I have always had this obsession or at least admiration of Starfleet Academy. My favorite episodes include the Starfleet school and some of my favorite books take place there. Perhaps I'm crazy and perhaps I'm too much like a kid in a way, but I actually enjoy some of the Starfleet Academy stories. You get to see your favorite characters before they had their pips and all their experience behind them. They are usually starting fresh with their dreams wide open for anything. Kathryn Janeway is one of my favorite Star Trek women. She's strong, beautiful in her own way, and she's basically what you would want to be as a woman in Starfleet. This book finds her back to a time when everything was still up in the air for her.

She arrives at Starfleet Academy without her father although the admiral had promised he'd be there. Another mission had pulled him away on this important day and she is forced to face it alone. Kathryn has already made a promise to herself not to get involved with anyone after a romance with a fellow high school student turned bitter after she was accepted to Starfleet Academy and he wasn't. All this is running through her mind as she finds she's a roommate with Disaoman twins named ThrumPol. Because of their delicate situation in slowly learning to live without each other, the twins had to bunk together until their separation became easy. Kathryn is their lucky roommate.

The three girls fail their first room inspections and Kathryn is sure that Commander Etienne Mallet has them marked to watch next time. Their first building drill, as if they were on a ship, is the first morning of classes. Kathryn meets her partner during the drills named Dunkirk Frost. These drills continue and Dunkirk takes an interest in Kathryn, but she involves herself with only her work. She has to do it alone and she has to be on top of every subject. This is to the dismay of ThrumPol and Dunkirk.

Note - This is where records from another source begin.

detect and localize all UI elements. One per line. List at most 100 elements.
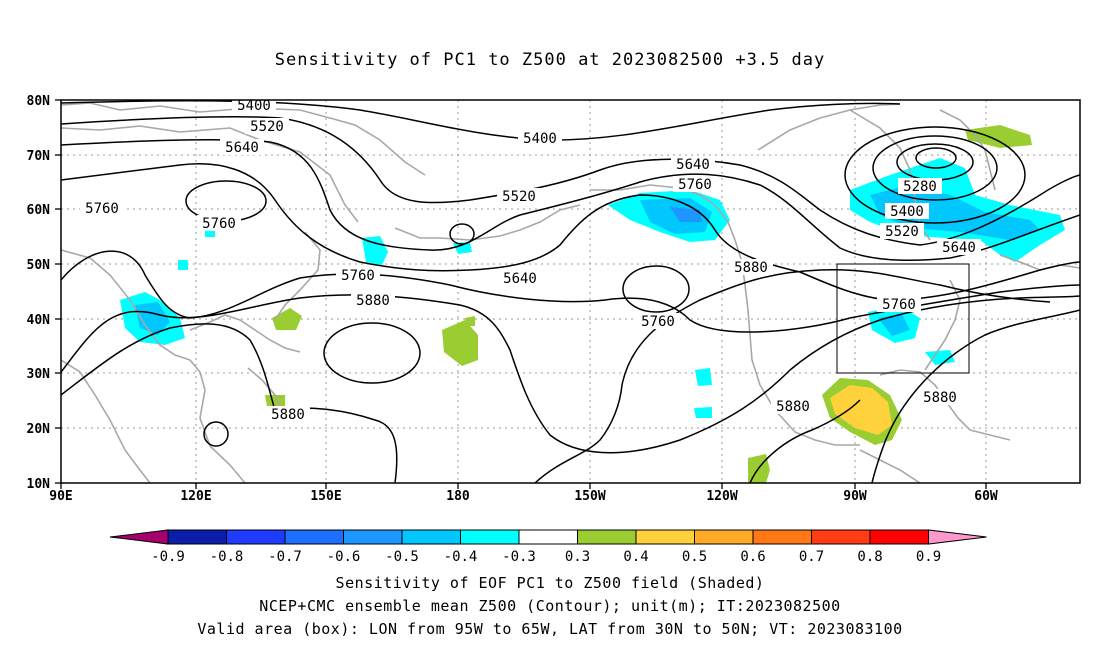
shade-positive-gulf xyxy=(830,385,892,435)
shade-negative-gulf-alaska-inner xyxy=(670,207,702,222)
svg-text:5760: 5760 xyxy=(341,268,375,284)
colorbar-end-right xyxy=(928,529,987,545)
colorbar-swatch xyxy=(226,529,286,545)
contour-label: 5520 xyxy=(245,118,289,135)
contour-label: 5400 xyxy=(518,130,562,147)
colorbar-label: 0.4 xyxy=(623,549,648,565)
shade-positive-small-4 xyxy=(265,395,285,406)
svg-text:5880: 5880 xyxy=(271,407,305,423)
contour-label: 5640 xyxy=(671,156,715,173)
colorbar-swatch xyxy=(460,529,520,545)
tick-marks xyxy=(55,99,987,489)
lon-tick-label: 60W xyxy=(974,489,998,504)
colorbar-label: 0.9 xyxy=(916,549,941,565)
svg-text:5760: 5760 xyxy=(678,177,712,193)
map-background xyxy=(61,100,1080,483)
lon-tick-label: 90E xyxy=(49,489,72,504)
shade-negative-florida xyxy=(925,350,955,365)
svg-text:5640: 5640 xyxy=(225,140,259,156)
lat-tick-label: 10N xyxy=(27,477,51,492)
lon-tick-label: 150E xyxy=(310,489,341,504)
lat-tick-label: 60N xyxy=(27,203,51,218)
colorbar-swatch xyxy=(694,529,754,545)
svg-text:5760: 5760 xyxy=(641,314,675,330)
latitude-axis: 80N 70N 60N 50N 40N 30N 20N 10N xyxy=(27,94,51,492)
colorbar-label: -0.9 xyxy=(151,549,185,565)
shade-positive-pacific-1 xyxy=(272,308,302,330)
contour-label: 5520 xyxy=(497,188,541,205)
colorbar-label: 0.6 xyxy=(740,549,765,565)
lon-tick-label: 90W xyxy=(843,489,867,504)
lon-tick-label: 120E xyxy=(180,489,211,504)
map-frame xyxy=(60,99,1081,484)
svg-text:5520: 5520 xyxy=(885,224,919,240)
shade-positive-pacific-2 xyxy=(442,320,478,366)
shade-negative-kamchatka xyxy=(362,236,388,265)
longitude-axis: 90E 120E 150E 180 150W 120W 90W 60W xyxy=(49,489,998,504)
contour-label: 5760 xyxy=(673,176,717,193)
contour-label: 5520 xyxy=(880,223,924,240)
svg-text:5640: 5640 xyxy=(676,157,710,173)
shade-negative-epac-1 xyxy=(695,368,712,386)
colorbar-swatch xyxy=(284,529,344,545)
svg-text:5400: 5400 xyxy=(237,98,271,114)
colorbar-swatch xyxy=(343,529,403,545)
lat-tick-label: 40N xyxy=(27,313,51,328)
contour-label: 5640 xyxy=(498,270,542,287)
colorbar-swatch xyxy=(577,529,637,545)
valid-area-box xyxy=(836,263,970,374)
svg-text:5640: 5640 xyxy=(503,271,537,287)
colorbar-swatch xyxy=(752,529,812,545)
shade-negative-eastus-core xyxy=(878,314,910,336)
svg-text:5520: 5520 xyxy=(250,119,284,135)
shade-negative-small-1 xyxy=(178,260,188,270)
svg-text:5880: 5880 xyxy=(734,260,768,276)
colorbar-swatch xyxy=(869,529,929,545)
svg-text:5760: 5760 xyxy=(85,201,119,217)
colorbar-swatch xyxy=(518,529,578,545)
contour-label: 5880 xyxy=(351,292,395,309)
contour-label: 5760 xyxy=(197,215,241,232)
shade-positive-small-3 xyxy=(465,316,475,326)
colorbar-swatch xyxy=(811,529,871,545)
contour-label: 5760 xyxy=(80,200,124,217)
contour-label: 5640 xyxy=(220,139,264,156)
shade-negative-epac-2 xyxy=(694,407,712,418)
svg-text:5520: 5520 xyxy=(502,189,536,205)
shade-negative-aleutian xyxy=(453,242,472,254)
colorbar-label: -0.8 xyxy=(210,549,244,565)
colorbar-label: -0.5 xyxy=(385,549,419,565)
svg-text:5280: 5280 xyxy=(903,179,937,195)
lat-tick-label: 30N xyxy=(27,367,51,382)
contour-label: 5280 xyxy=(898,178,942,195)
lon-tick-label: 150W xyxy=(574,489,605,504)
colorbar-label: 0.5 xyxy=(682,549,707,565)
colorbar: -0.9 -0.8 -0.7 -0.6 -0.5 -0.4 -0.3 0.3 0.4 0.5 0.6… xyxy=(109,529,987,565)
svg-text:5400: 5400 xyxy=(890,204,924,220)
lat-tick-label: 80N xyxy=(27,94,51,109)
colorbar-label: -0.3 xyxy=(502,549,536,565)
contour-label: 5640 xyxy=(937,239,981,256)
colorbar-label: -0.7 xyxy=(268,549,302,565)
caption-line-2: NCEP+CMC ensemble mean Z500 (Contour); u… xyxy=(259,597,841,615)
lat-tick-label: 20N xyxy=(27,422,51,437)
lat-tick-label: 70N xyxy=(27,149,51,164)
figure-title: Sensitivity of PC1 to Z500 at 2023082500… xyxy=(274,50,826,70)
contour-label: 5760 xyxy=(636,313,680,330)
svg-text:5640: 5640 xyxy=(942,240,976,256)
contour-label: 5880 xyxy=(918,389,962,406)
contour-label: 5880 xyxy=(729,259,773,276)
shade-negative-small-2 xyxy=(205,230,215,237)
colorbar-label: -0.6 xyxy=(327,549,361,565)
caption-line-1: Sensitivity of EOF PC1 to Z500 field (Sh… xyxy=(335,574,765,592)
colorbar-label: 0.3 xyxy=(565,549,590,565)
svg-text:5400: 5400 xyxy=(523,131,557,147)
contour-label: 5880 xyxy=(266,406,310,423)
lon-tick-label: 180 xyxy=(446,489,470,504)
contour-label: 5760 xyxy=(877,296,921,313)
colorbar-swatch xyxy=(167,529,227,545)
shade-positive-greenland xyxy=(965,125,1032,148)
contour-label: 5400 xyxy=(885,203,929,220)
svg-text:5760: 5760 xyxy=(202,216,236,232)
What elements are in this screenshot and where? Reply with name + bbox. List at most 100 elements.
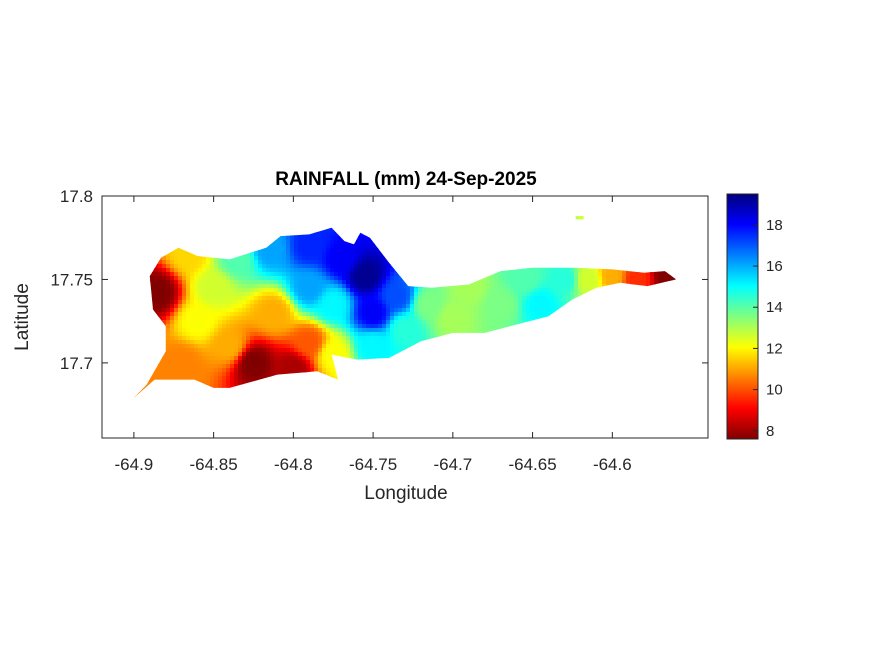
rainfall-cell [454,324,459,329]
rainfall-cell [222,276,227,281]
rainfall-cell [334,240,339,245]
rainfall-cell [290,272,295,277]
rainfall-cell [346,248,351,253]
rainfall-cell [266,260,271,265]
rainfall-cell [210,260,215,265]
rainfall-cell [162,280,167,285]
rainfall-cell [342,264,347,269]
rainfall-cell [310,272,315,277]
rainfall-cell [178,264,183,269]
rainfall-cell [310,308,315,313]
rainfall-cell [378,320,383,325]
rainfall-cell [182,268,187,273]
rainfall-cell [266,300,271,305]
rainfall-cell [586,276,591,281]
rainfall-cell [406,296,411,301]
rainfall-cell [306,308,311,313]
rainfall-cell [302,268,307,273]
rainfall-cell [350,292,355,297]
rainfall-cell [298,292,303,297]
rainfall-cell [338,276,343,281]
rainfall-cell [258,272,263,277]
rainfall-cell [490,292,495,297]
rainfall-cell [482,308,487,313]
rainfall-cell [198,256,203,261]
rainfall-cell [354,272,359,277]
rainfall-cell [554,272,559,277]
rainfall-cell [190,316,195,321]
rainfall-cell [174,288,179,293]
rainfall-cell [318,292,323,297]
rainfall-cell [242,260,247,265]
rainfall-cell [510,300,515,305]
rainfall-cell [242,296,247,301]
rainfall-cell [474,320,479,325]
rainfall-cell [390,280,395,285]
rainfall-cell [418,308,423,313]
rainfall-cell [442,308,447,313]
rainfall-cell [370,324,375,329]
rainfall-cell [254,312,259,317]
rainfall-cell [414,304,419,309]
rainfall-cell [426,316,431,321]
rainfall-cell [506,308,511,313]
rainfall-cell [346,292,351,297]
rainfall-cell [186,300,191,305]
rainfall-cell [478,324,483,329]
rainfall-cell [358,268,363,273]
rainfall-cell [246,256,251,261]
rainfall-cell [290,312,295,317]
rainfall-cell [186,252,191,257]
rainfall-cell [294,256,299,261]
rainfall-cell [450,316,455,321]
rainfall-cell [642,276,647,281]
rainfall-cell [294,300,299,305]
rainfall-cell [522,272,527,277]
rainfall-cell [226,324,231,329]
rainfall-cell [510,320,515,325]
rainfall-cell [322,284,327,289]
rainfall-cell [306,284,311,289]
rainfall-cell [514,284,519,289]
rainfall-cell [190,312,195,317]
rainfall-cell [646,276,651,281]
rainfall-cell [602,280,607,285]
rainfall-cell [278,308,283,313]
rainfall-cell [474,280,479,285]
rainfall-cell [354,288,359,293]
rainfall-cell [270,248,275,253]
rainfall-cell [318,252,323,257]
rainfall-cell [202,280,207,285]
rainfall-cell [210,300,215,305]
rainfall-cell [410,312,415,317]
rainfall-cell [422,300,427,305]
rainfall-cell [150,276,155,281]
rainfall-cell [358,272,363,277]
rainfall-cell [266,264,271,269]
rainfall-cell [638,280,643,285]
rainfall-cell [454,288,459,293]
rainfall-cell [422,304,427,309]
rainfall-cell [522,268,527,273]
rainfall-cell [578,268,583,273]
rainfall-cell [482,276,487,281]
rainfall-cell [370,312,375,317]
rainfall-cell [226,284,231,289]
rainfall-cell [334,276,339,281]
rainfall-cell [258,248,263,253]
rainfall-cell [606,280,611,285]
rainfall-cell [178,280,183,285]
rainfall-cell [394,288,399,293]
rainfall-cell [366,264,371,269]
rainfall-cell [426,288,431,293]
rainfall-cell [190,252,195,257]
rainfall-cell [218,312,223,317]
rainfall-cell [302,264,307,269]
rainfall-cell [454,316,459,321]
rainfall-cell [206,308,211,313]
rainfall-cell [318,260,323,265]
rainfall-cell [334,244,339,249]
rainfall-cell [254,320,259,325]
rainfall-cell [218,260,223,265]
rainfall-cell [350,276,355,281]
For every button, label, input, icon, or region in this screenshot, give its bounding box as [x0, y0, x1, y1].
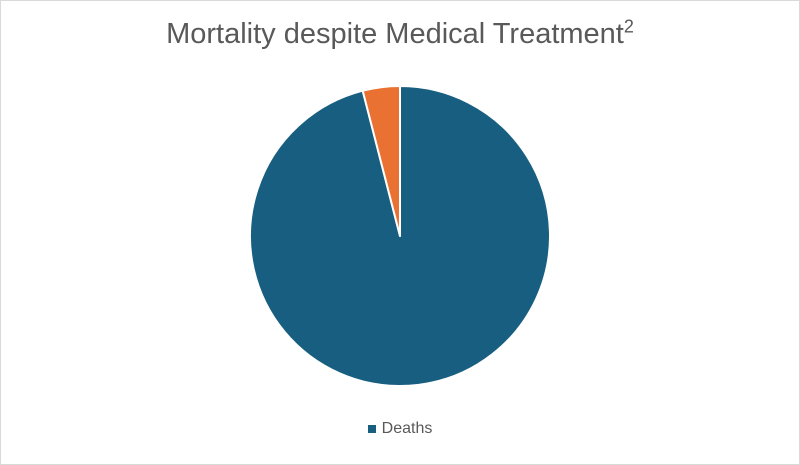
chart-title-text: Mortality despite Medical Treatment: [166, 18, 624, 50]
chart-title: Mortality despite Medical Treatment2: [0, 16, 800, 51]
legend-label: Deaths: [381, 420, 433, 437]
pie-slices: [249, 85, 551, 387]
chart-legend: Deaths: [0, 420, 800, 438]
chart-title-superscript: 2: [623, 16, 634, 37]
legend-item-deaths: Deaths: [367, 420, 433, 438]
pie-slice-other-1: [361, 85, 401, 237]
legend-swatch: [367, 425, 376, 433]
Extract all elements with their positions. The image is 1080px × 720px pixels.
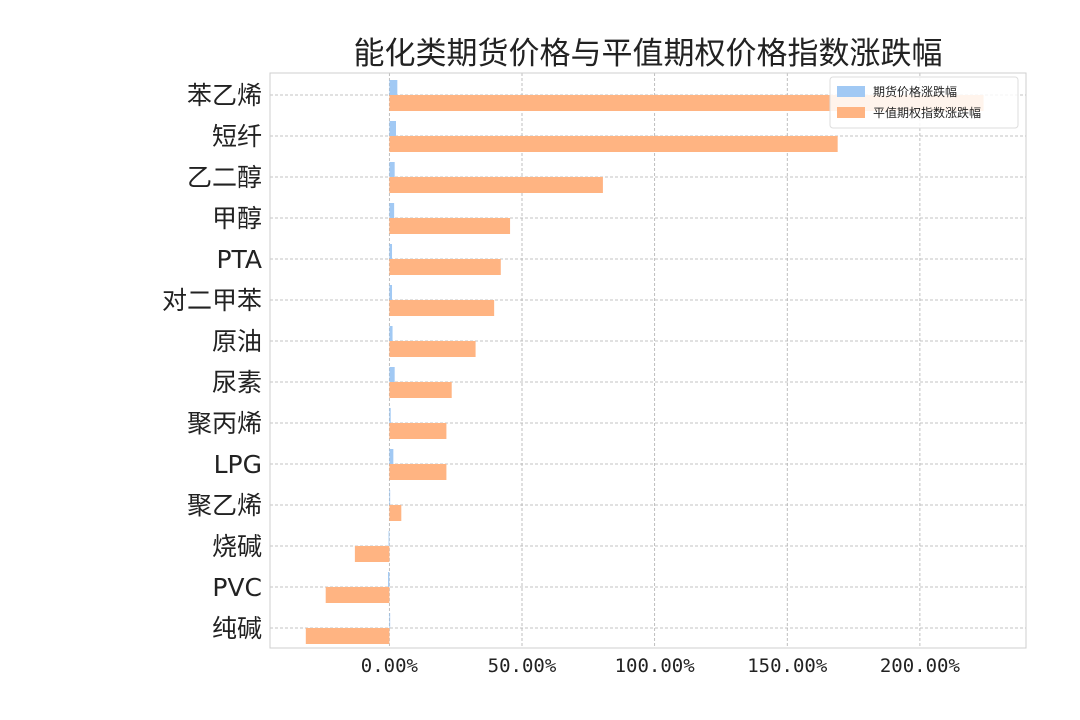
- bar-series-1: [389, 326, 393, 341]
- bar-series-1: [389, 162, 395, 177]
- bar-series-1: [389, 244, 393, 259]
- bar-series-2: [389, 341, 476, 357]
- y-tick-label: 聚乙烯: [187, 491, 262, 520]
- y-tick-label: 原油: [212, 327, 262, 356]
- legend-label: 平值期权指数涨跌幅: [873, 105, 981, 120]
- chart-title: 能化类期货价格与平值期权价格指数涨跌幅: [354, 36, 943, 72]
- y-tick-label: 乙二醇: [187, 163, 262, 192]
- y-tick-label: 苯乙烯: [187, 81, 262, 110]
- bar-series-1: [389, 449, 394, 464]
- bar-series-2: [325, 587, 390, 603]
- bar-series-1: [388, 531, 390, 546]
- legend-swatch: [837, 86, 865, 97]
- x-tick-label: 0.00%: [361, 655, 419, 677]
- bar-series-1: [389, 408, 391, 423]
- x-tick-label: 50.00%: [488, 655, 557, 677]
- legend-box: [829, 76, 1019, 129]
- bar-series-2: [305, 628, 390, 644]
- plot-frame: [269, 72, 1027, 649]
- legend-label: 期货价格涨跌幅: [873, 84, 957, 99]
- x-tick-label: 200.00%: [880, 655, 961, 677]
- legend-swatch: [837, 107, 865, 118]
- bar-series-2: [389, 300, 495, 316]
- y-tick-label: PTA: [216, 245, 262, 274]
- bar-series-1: [389, 613, 391, 628]
- bar-series-2: [389, 505, 402, 521]
- bar-series-2: [389, 259, 501, 275]
- bar-series-1: [389, 490, 391, 505]
- bar-series-1: [389, 203, 395, 218]
- y-tick-label: 烧碱: [212, 532, 262, 561]
- bar-series-2: [389, 464, 447, 480]
- bar-series-2: [389, 423, 447, 439]
- y-tick-label: LPG: [214, 450, 262, 479]
- y-tick-label: 聚丙烯: [187, 409, 262, 438]
- y-tick-label: 纯碱: [212, 614, 262, 643]
- y-tick-label: 尿素: [212, 368, 262, 397]
- y-tick-label: 对二甲苯: [162, 286, 262, 315]
- bar-series-1: [389, 367, 395, 382]
- bar-series-1: [389, 121, 396, 136]
- bar-series-2: [389, 177, 603, 193]
- y-tick-label: 短纤: [212, 122, 262, 151]
- bar-series-2: [389, 382, 452, 398]
- y-tick-label: PVC: [212, 573, 262, 602]
- bar-series-2: [389, 136, 838, 152]
- bar-series-2: [389, 218, 511, 234]
- y-tick-label: 甲醇: [212, 204, 262, 233]
- bar-series-2: [354, 546, 390, 562]
- bar-series-1: [388, 572, 390, 587]
- x-tick-label: 100.00%: [615, 655, 696, 677]
- bar-series-1: [389, 80, 398, 95]
- x-tick-label: 150.00%: [747, 655, 828, 677]
- bar-series-1: [389, 285, 393, 300]
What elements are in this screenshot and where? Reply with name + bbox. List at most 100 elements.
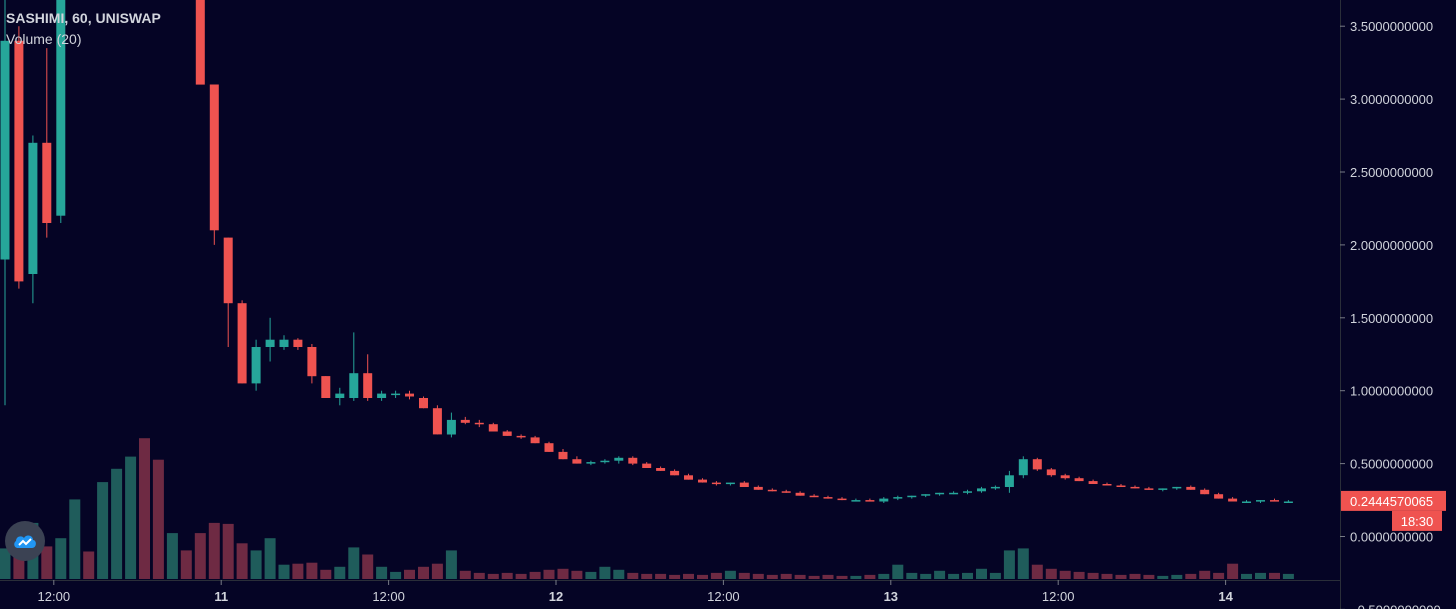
candle-body[interactable] <box>949 492 959 495</box>
symbol-title[interactable]: SASHIMI, 60, UNISWAP <box>6 10 161 26</box>
candle-body[interactable] <box>307 347 317 377</box>
candle-body[interactable] <box>809 495 819 498</box>
candle-body[interactable] <box>1130 486 1140 489</box>
candle-body[interactable] <box>419 398 428 409</box>
candle-body[interactable] <box>865 500 875 502</box>
candle-body[interactable] <box>405 393 414 397</box>
candle-body[interactable] <box>1102 484 1112 486</box>
candle-body[interactable] <box>725 482 735 485</box>
candle-body[interactable] <box>907 495 917 498</box>
candle-body[interactable] <box>279 339 289 347</box>
candle-body[interactable] <box>502 431 512 436</box>
candle-body[interactable] <box>921 494 931 496</box>
volume-bar <box>376 566 388 579</box>
candle-body[interactable] <box>377 393 387 398</box>
candle-body[interactable] <box>1158 488 1168 490</box>
candle-body[interactable] <box>28 142 38 274</box>
candle-body[interactable] <box>1270 500 1279 502</box>
candle-body[interactable] <box>893 497 903 499</box>
volume-bar <box>208 522 220 579</box>
brand-logo[interactable] <box>5 521 45 561</box>
candle-body[interactable] <box>460 419 470 423</box>
candle-body[interactable] <box>1046 469 1056 476</box>
price-axis[interactable]: 7.00000000006.50000000006.00000000005.50… <box>1340 0 1441 609</box>
candle-body[interactable] <box>1032 459 1042 470</box>
time-axis[interactable]: 12:00 11 12:00 12 12:00 13 12:00 14 <box>38 580 1234 604</box>
candle-body[interactable] <box>432 408 442 435</box>
candle-body[interactable] <box>251 347 261 384</box>
candle-body[interactable] <box>1283 501 1293 504</box>
candle-body[interactable] <box>209 84 219 231</box>
candle-body[interactable] <box>335 393 345 398</box>
volume-bar <box>404 569 415 579</box>
candle-body[interactable] <box>656 468 666 471</box>
candle-body[interactable] <box>488 424 498 432</box>
candle-body[interactable] <box>474 422 484 425</box>
candle-body[interactable] <box>321 376 331 398</box>
candle-body[interactable] <box>0 40 10 260</box>
candle-body[interactable] <box>1116 485 1126 488</box>
candle-body[interactable] <box>753 486 763 490</box>
candle-body[interactable] <box>446 419 456 435</box>
candle-body[interactable] <box>363 373 373 398</box>
candle-body[interactable] <box>670 470 680 476</box>
candle-body[interactable] <box>1214 494 1224 499</box>
candle-body[interactable] <box>1018 459 1028 476</box>
volume-indicator-label[interactable]: Volume (20) <box>6 31 82 47</box>
candle-body[interactable] <box>781 491 791 493</box>
candle-body[interactable] <box>1172 486 1182 489</box>
candle-body[interactable] <box>516 435 526 438</box>
volume-bar <box>1017 548 1029 579</box>
candle-body[interactable] <box>223 237 233 304</box>
candle-body[interactable] <box>1256 500 1265 502</box>
candle-body[interactable] <box>711 482 721 485</box>
candle-body[interactable] <box>14 40 24 282</box>
candle-body[interactable] <box>572 459 582 464</box>
candle-body[interactable] <box>1060 475 1070 479</box>
candle-body[interactable] <box>837 498 847 501</box>
candle-body[interactable] <box>42 142 52 223</box>
candle-body[interactable] <box>879 498 889 502</box>
candle-body[interactable] <box>1242 501 1251 504</box>
candle-body[interactable] <box>56 0 66 216</box>
candle-body[interactable] <box>642 463 652 468</box>
candle-body[interactable] <box>237 303 247 384</box>
candle-body[interactable] <box>558 451 568 460</box>
candle-body[interactable] <box>684 475 693 480</box>
candle-body[interactable] <box>1144 488 1154 490</box>
candle-body[interactable] <box>739 482 749 487</box>
candle-body[interactable] <box>1200 489 1210 495</box>
candle-body[interactable] <box>293 339 303 347</box>
candle-body[interactable] <box>963 491 972 493</box>
candle-body[interactable] <box>544 443 554 452</box>
candle-body[interactable] <box>698 479 707 483</box>
candle-body[interactable] <box>1228 498 1238 502</box>
candle-body[interactable] <box>349 373 359 398</box>
candle-body[interactable] <box>851 500 861 502</box>
candle-body[interactable] <box>600 460 610 463</box>
candle-body[interactable] <box>1186 486 1196 490</box>
candle-body[interactable] <box>795 492 805 496</box>
candle-body[interactable] <box>935 492 945 495</box>
candle-body[interactable] <box>977 488 986 492</box>
candle-body[interactable] <box>1004 475 1014 487</box>
candle-body[interactable] <box>391 393 401 396</box>
candle-body[interactable] <box>530 437 540 444</box>
candle-body[interactable] <box>195 0 205 85</box>
last-price-label: 0.2444570065 <box>1350 494 1433 509</box>
candle-body[interactable] <box>265 339 275 347</box>
volume-bar <box>445 550 457 579</box>
candle-body[interactable] <box>1088 481 1098 484</box>
candle-body[interactable] <box>823 497 833 499</box>
volume-bar <box>697 574 708 579</box>
candle-body[interactable] <box>628 457 638 464</box>
candle-body[interactable] <box>990 486 1000 489</box>
candle-body[interactable] <box>614 457 624 461</box>
candle-body[interactable] <box>586 462 596 464</box>
volume-bar <box>1101 573 1113 579</box>
candle-body[interactable] <box>1074 478 1084 482</box>
price-tick-label: 3.5000000000 <box>1350 19 1433 34</box>
candle-body[interactable] <box>767 489 777 492</box>
price-tick-label: 3.0000000000 <box>1350 92 1433 107</box>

During a certain drill, Kathryn leaves her station in alarm for ThrumPol. Both Pol and Kathryn are punished for leaving their stations. Mallet gives them an extra assignment in addition to their classes. They must solve a hologram program all by themselves. No matter how they try, Pol and Kathryn fail each time. This assignment overtakes Kathryn's mind and she starts going without Pol. ThrumPol start getting upset with Kathryn knowing that she is going alone when it's not just her assignment, but also Pol's. But like everything else Kathryn had started at the Academy, she has finish this assignment on her own and she has to get it perfect. That's not always the way to address things as she finds out after a visit from a special admiral she had been missing reminds her.

I really enjoy seeing those experienced Starfleet officers get shoved back to when they were almost vulnerable. Yes, they were courageous, but they are almost like any other high school graduate you know going into the military. As I am in going into the military, I guess I can relate with the Academy story lines. But there are also really good lessons for not only the kids these books are meant for, but even adults can learn a lesson or two from these Starfleet cadets.